Wir hatten einen südafrikanischen Knaller zum Grillfleisch, meine Entdeckung aus diesem Jahr: Stony Brooke Ghost Gum, ein Wein wie eine Kugel die eben noch dein Fleisch erlegt hat. Der Ghost Gum ist ein Cabernet Sauvginon, dem ein kleiner Schuss Petit Verdot zugesetzt wurde. Das unterstreicht die besondere Note dieses Weins. Eigentlich müsste er länger liegen aber wer einmal einen Schluck auf dem Gaumen hatte, der möchte einfach nicht mehr länger warten. Vergleichbar mit einer unwiderstehlichen Frau ist der Ghost Gum ein Wein der Männer verrückt machen kann; er will einfach ins Glas und getrunken werden. Dann – gibt es keine anderen Wahl mehr als ein gutes Stück Fleisch vom Grill, dazu vielleicht noch Tomaten und Mozzarella und dann einen großen und kräftigen Schluck. An einem heißen Sommertag verträgt der Ghost ein wenig Kühlung, die ihm allerdings in der Nähe des Grills schnell abhanden kommen kann. Wer ihn dann trinkt hat innerhalb weniger Minuten die verschiedensten Weine auf der Zunge. Im kühleren Zustand meldet sich zuerst die Verdot-Traube am Gaumen und gibt ein wenig kühle Schärfe ab, dann langsam kommt die Johannisbeernote zur Entfaltung und zum Schluss sind es die beiden Trauben, die ihre volle Kraft im Glas, in der Nase und auf dem Gaumen zur Geltung bringen. Sprichwörtlich wie ein Geist kommt dieser Wein über den Genießer und lässt mich kurz erschauern, dann aber umschließen seine warmen Aromen mich und lassen mich nicht mehr los.

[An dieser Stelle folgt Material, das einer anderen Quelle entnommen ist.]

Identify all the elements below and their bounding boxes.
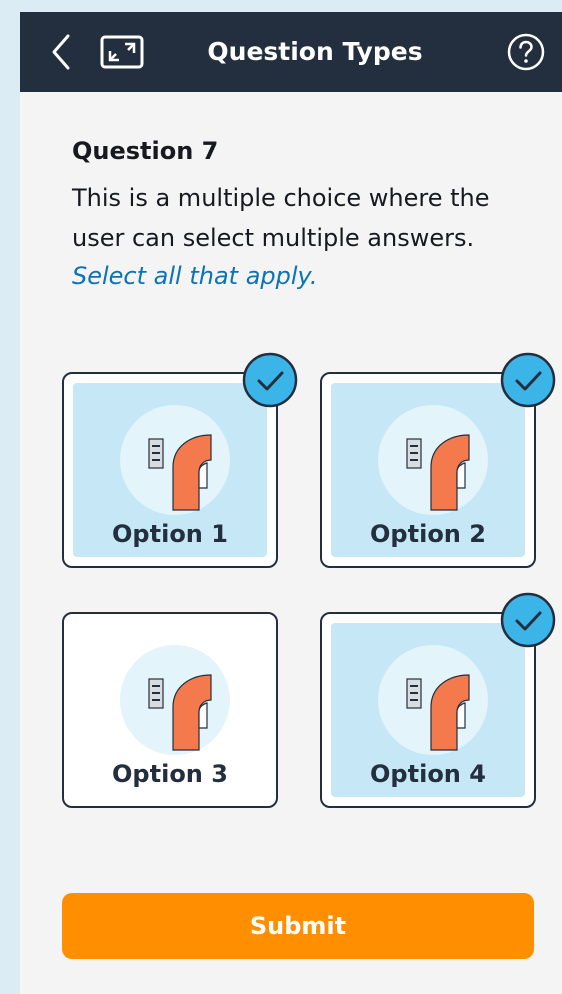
- page-title: Question Types: [207, 37, 423, 66]
- submit-button[interactable]: Submit: [62, 893, 534, 959]
- check-icon: [500, 592, 556, 648]
- option-card-2[interactable]: Option 2: [320, 352, 556, 568]
- option-label: Option 3: [112, 760, 228, 788]
- question-text: This is a multiple choice where the user…: [72, 184, 490, 252]
- option-card-1[interactable]: Option 1: [62, 352, 298, 568]
- option-illustration-icon: [378, 645, 488, 755]
- option-illustration-icon: [120, 645, 230, 755]
- option-label: Option 4: [370, 760, 486, 788]
- question-screen: Question Types Question 7 This is a mult…: [20, 12, 562, 994]
- check-icon: [242, 352, 298, 408]
- question-hint: Select all that apply.: [72, 262, 318, 290]
- top-bar: Question Types: [20, 12, 562, 92]
- question-number: Question 7: [72, 137, 219, 165]
- option-card-3[interactable]: Option 3: [62, 612, 278, 808]
- option-illustration-icon: [378, 405, 488, 515]
- option-label: Option 1: [112, 520, 228, 548]
- option-illustration-icon: [120, 405, 230, 515]
- option-card-4[interactable]: Option 4: [320, 592, 556, 808]
- help-icon[interactable]: [506, 32, 546, 72]
- chevron-left-icon[interactable]: [48, 32, 76, 72]
- option-label: Option 2: [370, 520, 486, 548]
- check-icon: [500, 352, 556, 408]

Die Geister, die wir heute am Grill riefen, wurden wir nicht mehr los, aber die zwei Flaschen leer!

Nun, das ist der Männerwein gewesen, die Damen haben sich für einen Garagenwein entschieden, ein Wein ganz anders als der Ghost, dennoch mit einer Note Übersee im Gepäck, also passend zum Südafrikaner, obwohl er aus dem Rheingau kommt. Die Paradiesgarage (Paradise Garage 2011 Scheurebe Anthony Hammond) ist ein einfacher aber unglaublich gehaltvoller Wein, denn die Scheurebe entfaltet in diesem Rheingauer Gewächs ihr ganzes Können und umspielt die Gaumen mit exotischen Früchten und einem unglaublich fruchtigen Abgang, ohne dabei ihre halbtrockene Herkunft zu verraten und ins Liebliche abzudriften. Genau der richtige Begleiter für einen Grillabend bei exotischen Temperaturen und gut gewürztem weißen Fleisch.

Grillen ist, wie Weingenuss, eine Leidenschaft! Es muss einfach, klar und ohne Spielereien abgehen. Deshalb sind die beiden hier genannten Weine fast perfekte Begleiter zu biologisch einwandfrei groß-gefütterter Pute und einem ordentlichen Stück Rindfleisch!